First offseason edition: "10 questions for O's fans" - Steve Melewski
You know how you know it's the slowest part of the offseason for the Orioles? Both Roch Kubatko and Steve Melewski wrote posts that are just a list of questions. If you read them both you can pretend that you're doing Camden Chat's 2021 pre-season contest very very early.

Which Oriole Had the Best Hair in 2020? - Eutaw Street Report
A very important topic for some. Another point in the “‘there is nothing to talk about right now” column.

Is today your birthday? Happy birthday! You have a bevy of Orioles birthday buddies. They are:

  • Nolan Reimold, who turns 37 years old today. One of the all-time “what could have been” players in the history of Camden Chat. He didn’t turn out to be movie script worthy, but he did play in 451 games for the Orioles from 2009-13 and 2015-16. We’ll always have those 16 awesome games in 2012, Nolan.
  • Francisco Peña (31). Son of Tony Peña, Francisco appeared in 19 games for the Orioles between 2016-17. If you blinked you probably missed him.
  • Paul Janish (38). Janish’s time in Birdland was short, he played for the Orioles from 2015-2017 but only appeared in 14 big league games each season. His Camden Chat legacy has outlasted him, because without those 42 games we wouldn’t know regular CC commenter, BubbaFan.
  • Leslie Brea (47). Eight games from 2000-01 and a 12.27 ERA makes up Brea’s entire major league career. That’s eight more games than most of us get.
  • Sid Fernandez (58). Baseball history will remember Fernandez as a Met but he did appear in 27 games as an Oriole from 1994-95.
  • Ray Murray (b. 1917, d. 2003). Ray Murray was a member of the inaugural Baltimore Orioles. At age 36, his final year in the majors, he appeared in 22 games for the 1954 Orioles.

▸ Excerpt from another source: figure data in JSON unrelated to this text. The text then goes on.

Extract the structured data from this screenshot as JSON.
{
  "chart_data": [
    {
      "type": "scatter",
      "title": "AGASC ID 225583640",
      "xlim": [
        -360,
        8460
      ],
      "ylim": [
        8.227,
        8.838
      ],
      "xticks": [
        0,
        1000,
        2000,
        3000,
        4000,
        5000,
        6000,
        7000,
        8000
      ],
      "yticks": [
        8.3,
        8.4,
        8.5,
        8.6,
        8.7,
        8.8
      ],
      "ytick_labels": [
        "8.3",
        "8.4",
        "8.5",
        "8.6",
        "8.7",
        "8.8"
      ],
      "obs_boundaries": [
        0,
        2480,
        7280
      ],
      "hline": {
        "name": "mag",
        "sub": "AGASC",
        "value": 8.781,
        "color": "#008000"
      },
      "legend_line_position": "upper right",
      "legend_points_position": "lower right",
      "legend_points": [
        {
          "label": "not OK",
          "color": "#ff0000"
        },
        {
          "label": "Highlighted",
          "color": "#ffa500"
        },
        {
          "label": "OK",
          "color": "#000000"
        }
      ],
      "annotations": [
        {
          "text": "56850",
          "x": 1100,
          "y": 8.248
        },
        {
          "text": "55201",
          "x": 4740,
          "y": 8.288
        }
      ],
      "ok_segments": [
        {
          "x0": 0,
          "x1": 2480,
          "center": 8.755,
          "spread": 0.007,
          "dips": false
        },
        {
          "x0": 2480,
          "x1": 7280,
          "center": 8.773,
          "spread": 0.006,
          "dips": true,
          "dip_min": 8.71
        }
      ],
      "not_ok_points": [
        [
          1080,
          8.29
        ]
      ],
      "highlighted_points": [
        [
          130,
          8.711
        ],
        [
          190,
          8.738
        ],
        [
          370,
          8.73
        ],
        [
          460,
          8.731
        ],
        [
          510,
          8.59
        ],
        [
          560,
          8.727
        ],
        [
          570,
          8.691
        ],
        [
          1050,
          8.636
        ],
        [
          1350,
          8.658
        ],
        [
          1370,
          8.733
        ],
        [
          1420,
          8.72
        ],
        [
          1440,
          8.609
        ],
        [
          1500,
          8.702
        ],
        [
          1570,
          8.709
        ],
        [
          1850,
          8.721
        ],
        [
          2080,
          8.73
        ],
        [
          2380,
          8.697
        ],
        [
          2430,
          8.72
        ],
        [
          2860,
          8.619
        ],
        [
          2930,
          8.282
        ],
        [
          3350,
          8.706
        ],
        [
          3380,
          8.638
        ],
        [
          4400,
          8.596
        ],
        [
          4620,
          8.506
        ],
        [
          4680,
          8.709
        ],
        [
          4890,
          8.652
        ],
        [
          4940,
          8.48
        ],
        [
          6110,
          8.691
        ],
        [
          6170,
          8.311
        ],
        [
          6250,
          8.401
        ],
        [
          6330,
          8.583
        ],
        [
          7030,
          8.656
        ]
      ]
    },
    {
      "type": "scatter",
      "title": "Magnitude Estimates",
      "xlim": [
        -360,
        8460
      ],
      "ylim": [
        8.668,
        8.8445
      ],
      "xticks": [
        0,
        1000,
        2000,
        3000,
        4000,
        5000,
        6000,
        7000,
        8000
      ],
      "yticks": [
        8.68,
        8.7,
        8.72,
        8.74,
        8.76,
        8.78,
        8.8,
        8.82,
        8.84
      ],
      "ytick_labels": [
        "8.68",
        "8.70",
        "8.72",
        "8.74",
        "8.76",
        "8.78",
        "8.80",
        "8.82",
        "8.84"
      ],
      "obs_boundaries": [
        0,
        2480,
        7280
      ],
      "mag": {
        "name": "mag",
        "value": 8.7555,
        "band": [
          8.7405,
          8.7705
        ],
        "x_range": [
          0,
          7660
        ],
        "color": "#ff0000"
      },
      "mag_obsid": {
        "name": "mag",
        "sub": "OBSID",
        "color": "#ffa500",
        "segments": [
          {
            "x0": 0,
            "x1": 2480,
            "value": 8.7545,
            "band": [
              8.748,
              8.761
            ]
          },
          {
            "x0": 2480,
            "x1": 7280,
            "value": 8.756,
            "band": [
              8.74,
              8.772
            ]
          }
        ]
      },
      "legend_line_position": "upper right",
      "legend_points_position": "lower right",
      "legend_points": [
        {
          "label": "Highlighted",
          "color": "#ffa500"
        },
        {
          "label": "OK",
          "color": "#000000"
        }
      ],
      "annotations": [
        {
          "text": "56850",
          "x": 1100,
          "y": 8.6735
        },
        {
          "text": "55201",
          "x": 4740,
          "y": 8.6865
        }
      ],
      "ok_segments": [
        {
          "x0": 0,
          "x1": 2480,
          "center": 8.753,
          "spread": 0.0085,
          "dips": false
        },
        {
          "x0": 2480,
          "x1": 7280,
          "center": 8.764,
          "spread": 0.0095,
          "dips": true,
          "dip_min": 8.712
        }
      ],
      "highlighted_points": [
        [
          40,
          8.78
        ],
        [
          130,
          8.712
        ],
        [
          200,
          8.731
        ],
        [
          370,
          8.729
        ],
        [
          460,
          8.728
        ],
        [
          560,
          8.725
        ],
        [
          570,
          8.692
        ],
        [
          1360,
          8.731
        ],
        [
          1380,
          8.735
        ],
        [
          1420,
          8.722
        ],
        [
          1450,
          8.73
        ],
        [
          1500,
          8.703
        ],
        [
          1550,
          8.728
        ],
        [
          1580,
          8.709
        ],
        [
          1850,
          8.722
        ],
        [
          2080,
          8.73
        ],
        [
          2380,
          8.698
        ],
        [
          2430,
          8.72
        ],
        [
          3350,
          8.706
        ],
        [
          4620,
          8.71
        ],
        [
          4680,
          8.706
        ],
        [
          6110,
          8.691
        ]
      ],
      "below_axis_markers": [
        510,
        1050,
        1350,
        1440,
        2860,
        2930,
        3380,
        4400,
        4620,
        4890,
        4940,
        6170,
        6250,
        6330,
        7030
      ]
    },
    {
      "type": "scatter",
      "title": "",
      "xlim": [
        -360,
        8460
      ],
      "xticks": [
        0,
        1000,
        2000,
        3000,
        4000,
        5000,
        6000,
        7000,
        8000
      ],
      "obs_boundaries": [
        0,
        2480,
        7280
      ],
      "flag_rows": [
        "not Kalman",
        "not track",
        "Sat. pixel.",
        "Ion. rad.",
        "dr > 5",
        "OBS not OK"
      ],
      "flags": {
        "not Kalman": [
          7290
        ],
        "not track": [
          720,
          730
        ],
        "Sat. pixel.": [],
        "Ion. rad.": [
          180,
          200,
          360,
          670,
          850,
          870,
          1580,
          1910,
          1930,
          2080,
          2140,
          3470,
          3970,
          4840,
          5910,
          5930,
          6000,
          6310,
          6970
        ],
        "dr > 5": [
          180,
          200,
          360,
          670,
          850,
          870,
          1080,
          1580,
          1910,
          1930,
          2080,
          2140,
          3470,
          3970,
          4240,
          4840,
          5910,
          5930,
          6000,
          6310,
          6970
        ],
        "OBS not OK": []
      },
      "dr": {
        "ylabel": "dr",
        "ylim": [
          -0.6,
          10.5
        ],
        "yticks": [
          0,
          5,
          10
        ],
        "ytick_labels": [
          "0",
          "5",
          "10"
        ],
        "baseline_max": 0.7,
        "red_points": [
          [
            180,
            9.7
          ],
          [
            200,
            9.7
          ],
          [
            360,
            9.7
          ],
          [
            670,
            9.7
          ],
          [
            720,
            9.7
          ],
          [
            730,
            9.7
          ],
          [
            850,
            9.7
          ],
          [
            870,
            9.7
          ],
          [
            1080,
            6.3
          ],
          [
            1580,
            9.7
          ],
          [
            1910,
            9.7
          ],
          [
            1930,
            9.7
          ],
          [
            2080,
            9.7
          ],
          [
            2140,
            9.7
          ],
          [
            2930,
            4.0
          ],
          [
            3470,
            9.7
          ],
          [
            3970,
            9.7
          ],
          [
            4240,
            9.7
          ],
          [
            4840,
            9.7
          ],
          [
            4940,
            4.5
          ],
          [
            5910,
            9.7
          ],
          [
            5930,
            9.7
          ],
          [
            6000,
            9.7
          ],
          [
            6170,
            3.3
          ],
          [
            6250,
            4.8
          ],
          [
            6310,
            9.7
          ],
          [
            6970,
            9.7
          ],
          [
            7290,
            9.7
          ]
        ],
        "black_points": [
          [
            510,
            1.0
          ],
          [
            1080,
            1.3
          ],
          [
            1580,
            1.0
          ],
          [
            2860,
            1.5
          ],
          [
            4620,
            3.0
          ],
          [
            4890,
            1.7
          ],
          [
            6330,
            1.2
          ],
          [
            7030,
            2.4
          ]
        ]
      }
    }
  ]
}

Today is a pretty rotten day in Orioles postseason history, as the Birds have an all-time October 12th record of just 2-5. If you want to hear the grisly details, read on.

  • In 2012, CC Sabathia outdueled Jason Hammel and Nate McLouth didn’t hit the foul pole as the Yankees eliminated the Orioles in game five of the ALDS.
  • In 1997, the Orioles tied game four of the ALCS in the ninth inning, but in the bottom half of the inning Armando Benitez gave up the walk off single. Why why why.
  • In 1996, the Yankees beat the Orioles 8-4 to take a 3-1 lead in the ALCS. The best thing I can say about this game is that I don’t really remember it. The box score tells me that Rocky Coppinger made the start and honestly, if Rocky Coppinger is starting in the ALCS you’ve already lost.
  • In 1983, the Orioles defeated the Phillies in game two of the World Series. Yes! Thank you, 1983 World Champions. Mike Boddicker pitched a complete game with just one unearned run allowed, and he had an RBI at the plate. Cal Ripken, John Lowenstein, and Rick Dempsey each knocked in a run.
  • In 1979, it was Scott McGregor’s turn for a complete game, though he gave up four runs in game three of the World Series against the Pirates. Luckily his teammates scored eight, half of which came from Kiko Garcia in the leadoff spot. The 8-4 win put the Orioles up 2-1 in the series.
  • In 1971, the Pirates held the Orioles two just three hits in game three of the World Series. Two of those hits were by Frank Robinson, who also had the team’s only RBI. Mike Cuellar walked six batters in six innings and the Orioles made three errors in the field in the 5-1 loss.
  • In 1969, Dave McNally gave up just two runs in nine innings against the New York Mets. But the Orioles offense had only two hits and the team lost 2-1 to tie the World Series at 1-1.